A célebre frase, do ex-presidente americano Theodore Roosevelt, diz muito sobre uma sensação que acomete boa parte das pessoas que vivem se comparando às outras: a insuficiência. Diferente de se inspirar no outro como forma de se aperfeiçoar, a comparação tem uma conotação negativa e pouco prática, já que cada um tem a sua história, capacidade, talento e pontos de vista.
Se a trajetória de pessoas admiráveis for observada com atenção, é possível enxergar não só as conquistas, mas os diversos obstáculos. Compreender que a vida (até das pessoas mais notáveis) é cheia de altos e baixos te leva a se inspirar no percurso, mas abrindo mão da busca incessante de se igualar ao outro.

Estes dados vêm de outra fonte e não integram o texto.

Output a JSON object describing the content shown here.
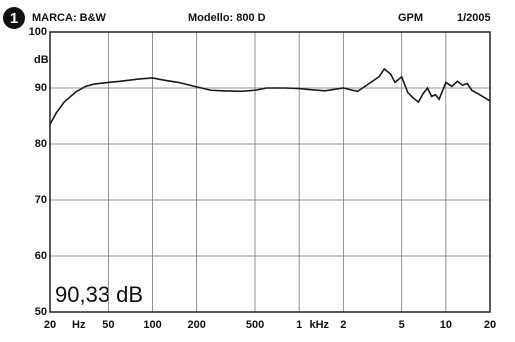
{
  "chart_data": {
    "type": "line",
    "badge": "1",
    "brand": "MARCA: B&W",
    "model": "Modello: 800 D",
    "publisher": "GPM",
    "date": "1/2005",
    "y_unit": "dB",
    "x_unit_low": "Hz",
    "x_unit_high": "kHz",
    "annotation": "90,33 dB",
    "log_x": true,
    "grid": true,
    "x": [
      20,
      22,
      25,
      30,
      35,
      40,
      50,
      60,
      80,
      100,
      120,
      150,
      200,
      250,
      300,
      400,
      500,
      600,
      800,
      1000,
      1200,
      1500,
      2000,
      2500,
      3000,
      3500,
      3800,
      4200,
      4500,
      5000,
      5500,
      6000,
      6500,
      7000,
      7500,
      8000,
      8500,
      9000,
      10000,
      11000,
      12000,
      13000,
      14000,
      15000,
      17000,
      20000
    ],
    "series": [
      {
        "color": "#1a1a1a",
        "values": [
          83.5,
          85.5,
          87.5,
          89.3,
          90.3,
          90.7,
          91,
          91.2,
          91.6,
          91.8,
          91.4,
          91,
          90.2,
          89.6,
          89.5,
          89.4,
          89.6,
          90,
          90,
          89.9,
          89.7,
          89.5,
          90,
          89.4,
          90.8,
          92,
          93.4,
          92.5,
          91,
          92,
          89.2,
          88.2,
          87.5,
          89,
          90,
          88.5,
          88.8,
          88,
          91,
          90.3,
          91.2,
          90.5,
          90.8,
          89.6,
          88.8,
          87.7
        ]
      }
    ],
    "xlim": [
      20,
      20000
    ],
    "ylim": [
      50,
      100
    ],
    "xticks": [
      20,
      50,
      100,
      200,
      500,
      {
        "value": 1000,
        "label": "1"
      },
      {
        "value": 2000,
        "label": "2"
      },
      {
        "value": 5000,
        "label": "5"
      },
      {
        "value": 10000,
        "label": "10"
      },
      {
        "value": 20000,
        "label": "20"
      }
    ],
    "yticks": [
      50,
      60,
      70,
      80,
      90,
      100
    ]
  }
}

O que é sucesso para você?
Questionar, de forma aprofundada, aspectos internos (o que eu desejo?) e os externos (altos salários e prestígio definem uma pessoa?) é uma forma de encontrar caminhos. Em uma sociedade simplista e cheia de respostas prontas, muitas vezes nos baseamos na definição de sucesso do outro. Questionar muda tudo, nos faz saber quem somos e o que queremos.
É por meio do questionamento que colocamos em perspectiva os padrões, e fazemos um exercício sobre o que se encaixa em nossa vida, sobre o que faz sentido. É, também, uma forma de se conhecer melhor. E só o autoconhecimento nos permite fazer escolhas mais conscientes, reconhecer o nosso valor, o que nos motiva e nos conecta às outras pessoas.
Não se apegue ao que te falta
Quando temos plena consciência do nosso valor e do que podemos agregar, ficamos menos suscetíveis a julgamentos. Não desperdiçamos tanto tempo e energia em corrigir o que não nos agrada, aliás, será que não nos agrada ou não agrada o outro?
Investir nas nossas qualidades, no que temos de melhor, alimenta a autoconfiança. Nos coloca no controle e permite, inclusive, que incômodos sejam corrigidos de um jeito leve. Mais que isso: o sucesso do outro passa a não incomodar, pelo contrário, nos faz vibrar junto.